Read also :“I want Putin to die”: the anger of Ukrainians in Paris

A vote of “compassion”?

Suffice to say, several opinions clash. First of all, it is interesting to remember the history of bookmakers this year. Before the invasion of Ukraine by Vladimir Putin, Kalush Orchestra was only given in the middle of the ranking, around the 16th square. By February 28, just days after Russia invaded Ukraine, they had climbed back to the top of the rankings. Since then, the group has never left the first place of the estimates for the victory of Eurovision 2022.

Folded case? Not necessarily. The positions diverge. First of all, there are those for whom the song “Stefania” resonates all the more with the current situation as it speaks of a mother – a metaphor for the motherland – on a very modern folk rap sound. The singers, who received a special exemption to come to Eurovision after having fought for several weeks there, are proud of this message: “After the Russian invasion, a lot of people started looking for additional meaning in it. For example, those who are sad about not being able to see their mother right now. That’s why the song is now in the hearts and ears of Ukrainians.

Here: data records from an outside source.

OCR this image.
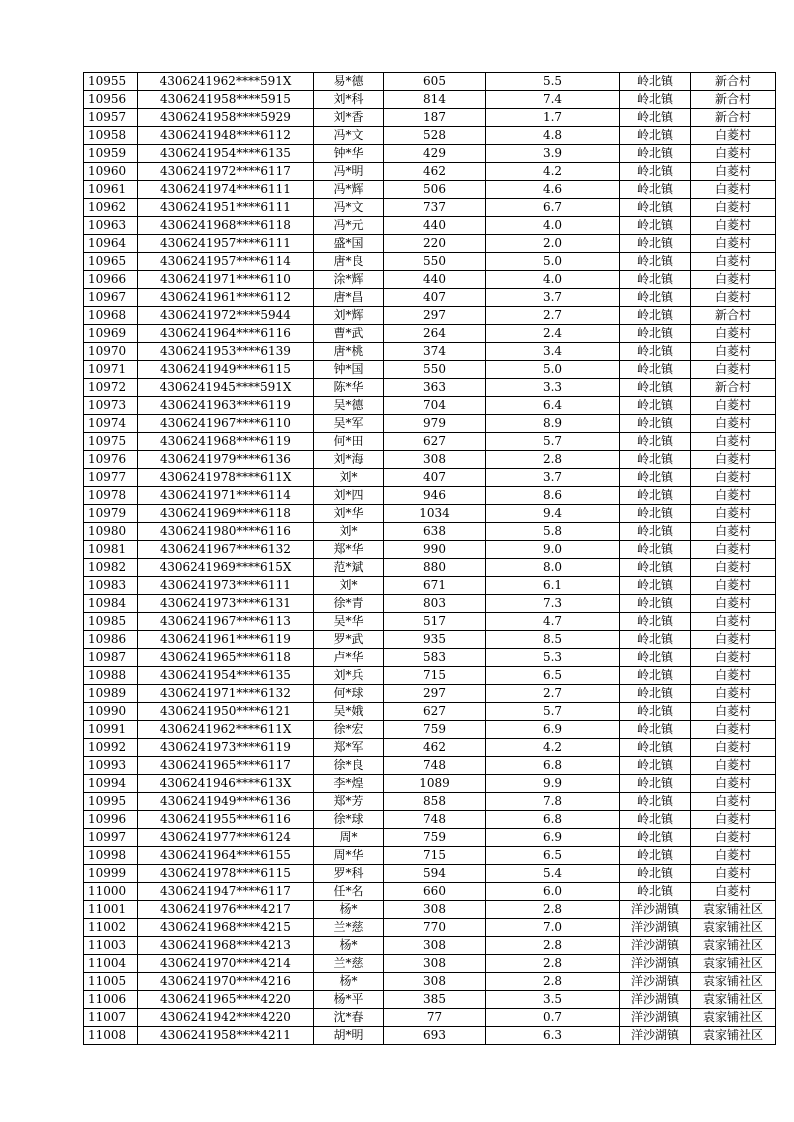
10955	4306241962****591X	易*德	605	5.5	岭北镇	新合村
10956	4306241958****5915	刘*科	814	7.4	岭北镇	新合村
10957	4306241958****5929	刘*香	187	1.7	岭北镇	新合村
10958	4306241948****6112	冯*文	528	4.8	岭北镇	白菱村
10959	4306241954****6135	钟*华	429	3.9	岭北镇	白菱村
10960	4306241972****6117	冯*明	462	4.2	岭北镇	白菱村
10961	4306241974****6111	冯*辉	506	4.6	岭北镇	白菱村
10962	4306241951****6111	冯*文	737	6.7	岭北镇	白菱村
10963	4306241968****6118	冯*元	440	4.0	岭北镇	白菱村
10964	4306241957****6111	盛*国	220	2.0	岭北镇	白菱村
10965	4306241957****6114	唐*良	550	5.0	岭北镇	白菱村
10966	4306241971****6110	涂*辉	440	4.0	岭北镇	白菱村
10967	4306241961****6112	唐*昌	407	3.7	岭北镇	白菱村
10968	4306241972****5944	刘*辉	297	2.7	岭北镇	新合村
10969	4306241964****6116	曹*武	264	2.4	岭北镇	白菱村
10970	4306241953****6139	唐*桃	374	3.4	岭北镇	白菱村
10971	4306241949****6115	钟*国	550	5.0	岭北镇	白菱村
10972	4306241945****591X	陈*华	363	3.3	岭北镇	新合村
10973	4306241963****6119	吴*德	704	6.4	岭北镇	白菱村
10974	4306241967****6110	吴*军	979	8.9	岭北镇	白菱村
10975	4306241968****6119	何*田	627	5.7	岭北镇	白菱村
10976	4306241979****6136	刘*海	308	2.8	岭北镇	白菱村
10977	4306241978****611X	刘*	407	3.7	岭北镇	白菱村
10978	4306241971****6114	刘*四	946	8.6	岭北镇	白菱村
10979	4306241969****6118	刘*华	1034	9.4	岭北镇	白菱村
10980	4306241980****6116	刘*	638	5.8	岭北镇	白菱村
10981	4306241967****6132	郑*华	990	9.0	岭北镇	白菱村
10982	4306241969****615X	范*斌	880	8.0	岭北镇	白菱村
10983	4306241973****6111	刘*	671	6.1	岭北镇	白菱村
10984	4306241973****6131	徐*青	803	7.3	岭北镇	白菱村
10985	4306241967****6113	吴*华	517	4.7	岭北镇	白菱村
10986	4306241961****6119	罗*武	935	8.5	岭北镇	白菱村
10987	4306241965****6118	卢*华	583	5.3	岭北镇	白菱村
10988	4306241954****6135	刘*兵	715	6.5	岭北镇	白菱村
10989	4306241971****6132	何*球	297	2.7	岭北镇	白菱村
10990	4306241950****6121	吴*娥	627	5.7	岭北镇	白菱村
10991	4306241962****611X	徐*宏	759	6.9	岭北镇	白菱村
10992	4306241973****6119	郑*军	462	4.2	岭北镇	白菱村
10993	4306241965****6117	徐*良	748	6.8	岭北镇	白菱村
10994	4306241946****613X	李*煌	1089	9.9	岭北镇	白菱村
10995	4306241949****6136	郑*芳	858	7.8	岭北镇	白菱村
10996	4306241955****6116	徐*球	748	6.8	岭北镇	白菱村
10997	4306241977****6124	周*	759	6.9	岭北镇	白菱村
10998	4306241964****6155	周*华	715	6.5	岭北镇	白菱村
10999	4306241978****6115	罗*科	594	5.4	岭北镇	白菱村
11000	4306241947****6117	任*名	660	6.0	岭北镇	白菱村
11001	4306241976****4217	杨*	308	2.8	洋沙湖镇	袁家铺社区
11002	4306241968****4215	兰*慈	770	7.0	洋沙湖镇	袁家铺社区
11003	4306241968****4213	杨*	308	2.8	洋沙湖镇	袁家铺社区
11004	4306241970****4214	兰*慈	308	2.8	洋沙湖镇	袁家铺社区
11005	4306241970****4216	杨*	308	2.8	洋沙湖镇	袁家铺社区
11006	4306241965****4220	杨*平	385	3.5	洋沙湖镇	袁家铺社区
11007	4306241942****4220	沈*春	77	0.7	洋沙湖镇	袁家铺社区
11008	4306241958****4211	胡*明	693	6.3	洋沙湖镇	袁家铺社区
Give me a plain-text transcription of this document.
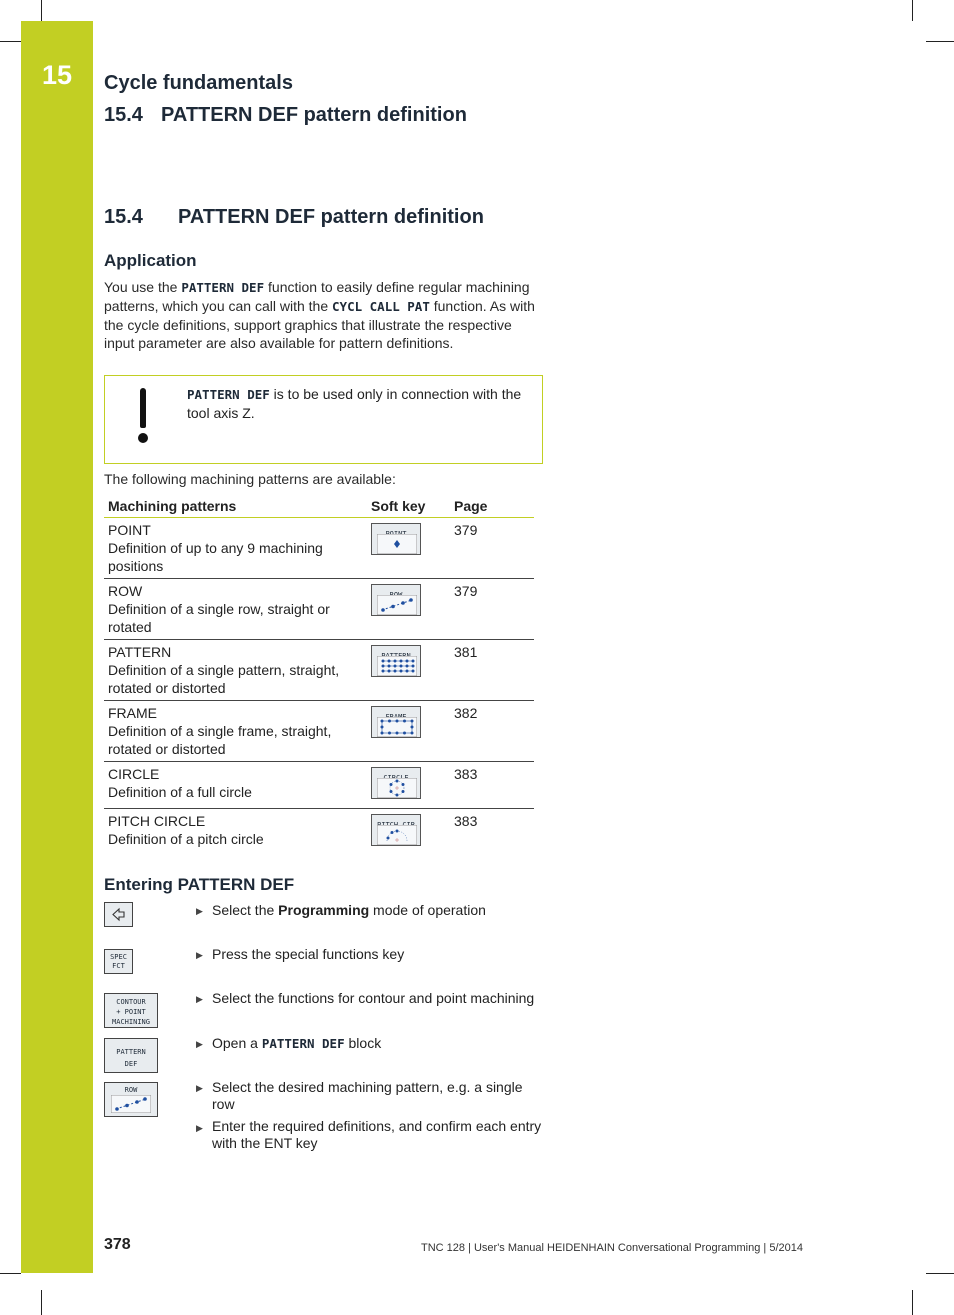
15	Cycle fundamentals
15.4 PATTERN DEF pattern definition
15.4 PATTERN DEF pattern definition
Application
You use the PATTERN DEF function to easily define regular machining patterns, which you can call with the CYCL CALL PAT function. As with the cycle definitions, support graphics that illustrate the respective input parameter are also available for pattern definitions.
PATTERN DEF is to be used only in connection with the tool axis Z.
The following machining patterns are available:
Machining patterns	Soft key	Page
POINT
Definition of up to any 9 machining positions		379
ROW
Definition of a single row, straight or rotated		379
PATTERN
Definition of a single pattern, straight, rotated or distorted		381
FRAME
Definition of a single frame, straight, rotated or distorted		382
CIRCLE
Definition of a full circle		383
PITCH CIRCLE
Definition of a pitch circle		383
Entering PATTERN DEF
▶ Select the Programming mode of operation
SPEC
FCT
▶ Press the special functions key
CONTOUR
+ POINT
MACHINING
▶ Select the functions for contour and point machining
PATTERN
DEF
▶ Open a PATTERN DEF block
ROW	▶ Select the desired machining pattern, e.g. a single row
▶ Enter the required definitions, and confirm each entry with the ENT key
378	TNC 128 | User's Manual HEIDENHAIN Conversational Programming | 5/2014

Also, “Stefania” has broadened its meaning to all mothers who take care of their children and protect them from the scourge of war. From the song about a mother, it has become the song about the homeland. »

If some will vote, obviously, by conviction for this song, many think that there will surely be a vote of “compassion”. As if to give strength and hope to the Ukrainian people on our small scale. Asked about this question, the Kalush Orchestra do not believe in this hypothesis even if they thank the huge boost of solidarity they receive.

Read also :Eurovision: the 20 most unforgettable candidates of the contest

And if Ukraine were not victorious?

The third opinion on the possible victory of Ukraine is that it will not win the competition. Dean Vuletic, competition expert and author of “Postwar Europe and The Eurovision Song Contest” explained to our colleagues of “20 minutes” that he did not believe in a victory for Ukraine, even in this context. For this specialist, there is a “hype” and an “overestimation” of the rating of Ukraine. It must be said that the song is special and that it can please or displease the public. Traditionally, on the night of the final, people only vote for the song they really like, especially when you have to pay for a premium SMS. In other words, nothing is done and there may be surprises. Historically, Dean Vuletic recalls that in 1993 Bosnia and Herzegovina participated with a meaningful song, while it was at war. “All the pain in the world is in Bosnia tonight, I’m staying to defy the agony,” went the refrain. However, she only finished in a very disappointing sixteenth place. However, Ukraine’s last Eurovision win came with a song that referenced a tragic context. In 2016, singer Jamala performed “1944”, a prayer of lamentation over the tragedy of the Crimean Tatars, two years after the annexation of Crimea by Russia. Place your bets.